Quais cuidados devo ter ao usar o Isoniazida FURP?
Deve-se suspender a administração do medicamento ao primeiro sinal de hipersensibilidade ou piora da função hepática e renal.
A alergia à Isoniazida pode provocar febre, várias erupções cutâneas (saída de líquido da pele), hepatite e exantemas. Podem ocorrer reações hematológicas (agranulocitose, eosinofilia, trombocitopenia, anemia), inflamação nos nervos e atrofia ocular. Uso cauteloso em pacientes que têm porfiria ou hepatopatia (monitorizar funções do fígado). Em alguns pacientes pode ocorrer hiperbilirrubinemia por competição. A elevação das bilirrubinas ou transaminases como dado isolado, não impõe a interrupção no emprego do medicamento. Indica-se avaliação clínica e laboratorial evolutiva para melhor decisão.
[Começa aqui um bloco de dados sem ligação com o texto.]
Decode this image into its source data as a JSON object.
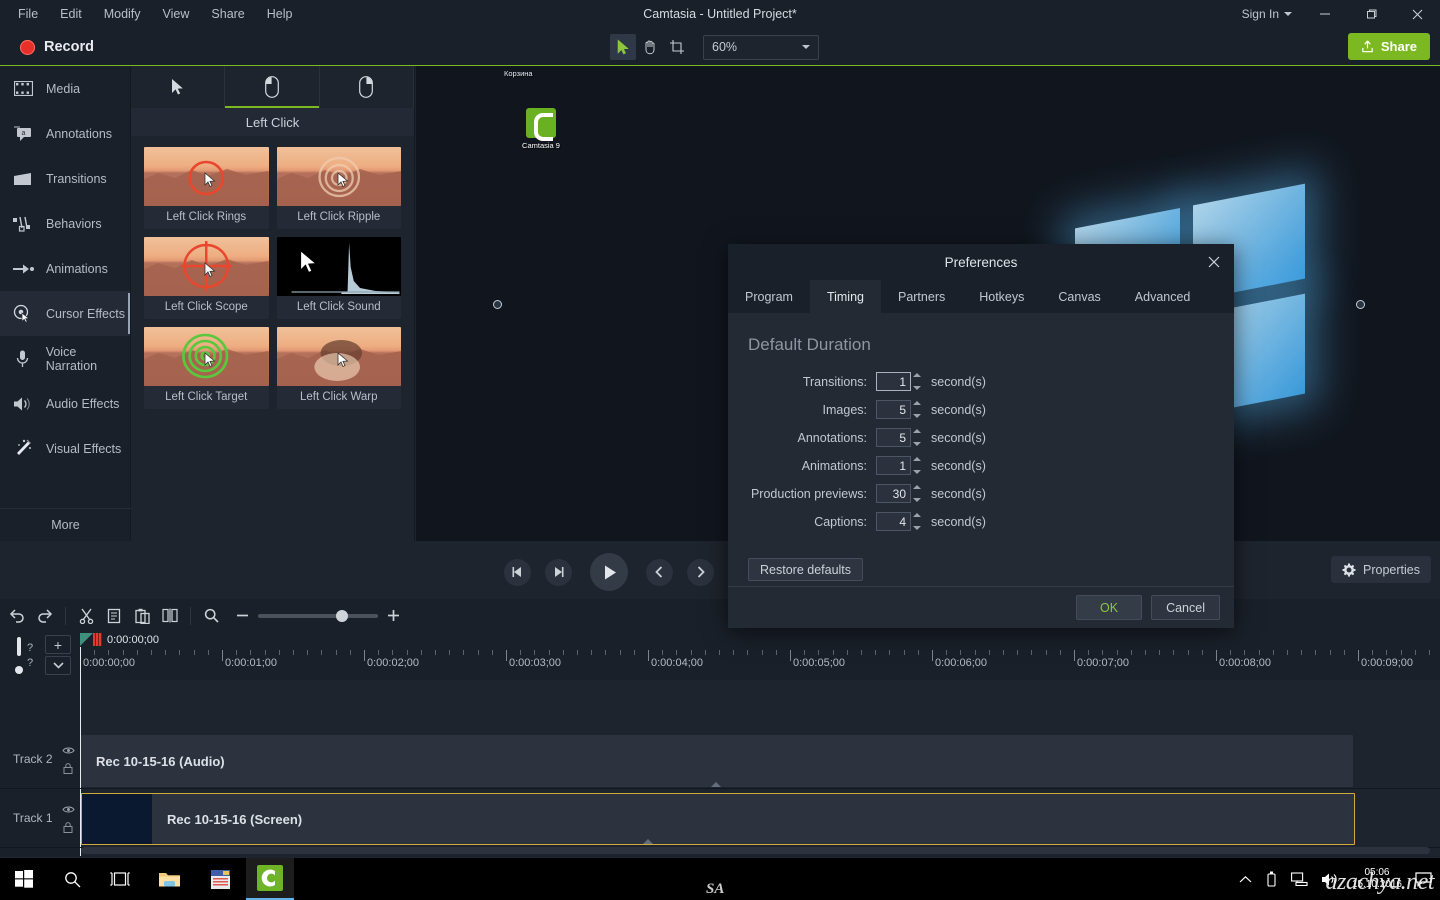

Evitar uso concomitante de salicilatos e laxantes contendo magnésio.
As bebidas alcoólicas aumentam a incidência de hepatite medicamentosa nos pacientes que bebem diariamente. Orientar o paciente para evitar o uso de bebidas alcoólicas durante o tratamento.
Deve-se considerar a possibilidade de aumento na frequência de convulsões em epiléticos.
Considerar também insuficiência renal, condições de acetilação lenta (aumenta o risco de efeitos adversos), antecedentes de psicose, e gravidez e lactação.
Carcinogênese
A Isoniazida provoca o aparecimento de tumores em camundongos.
São recomendados exames oftalmológicos periódicos durante o tratamento com a Isoniazida, mesmo que não ocorram sintomas.
É recomendada a administração de piridoxina em indivíduos que têm propensão a desenvolver neuropatia periférica secundária ao uso de Isoniazida.
Em pacientes com comprometimento renal não é necessário reduzir as doses, mas em caso de real necessidade, pode-se empregá-la sob supervisão médica.
Gravidez e lactação
Como não existem estudos que comprovem a segurança da utilização de Isoniazida durante a gravidez, este medicamento não deve ser usado, a menos que, a critério médico, os benefícios esperados para a mãe sejam superiores aos possíveis riscos para o feto, apesar disso ressalta-se que a tuberculose não tratada é mais perigosa para a grávida e o feto do que o tratamento da doença. A Isoniazida passa para o leite materno e, portanto, é preciso avaliar a relação risco/benefício.
Caso seja administrado, existe um risco teórico de neuropatia e convulsões. Recomenda-se uso preventivo de piridoxina para a mãe e o bebê. Deve-se monitorar o lactente para identificar possível toxicidade.
Categoria de risco na gravidez: categoria C.
Este medicamento não deve ser utilizado por mulheres grávidas sem orientação médica.
Populações especiais
Pacientes idosos, diabéticos, alcoólatras e desnutridos podem apresentar polineuropatia periférica, neste caso o médico deve orientar o uso preventivo de piridoxina, que pode evitá-la.
O uso deve ser cauteloso em pacientes com problemas no fígado e rins, pois apresentam maiores riscos de efeitos tóxicos e o tratamento somente deve ser empregado em casos de real necessidade e sob supervisão médica.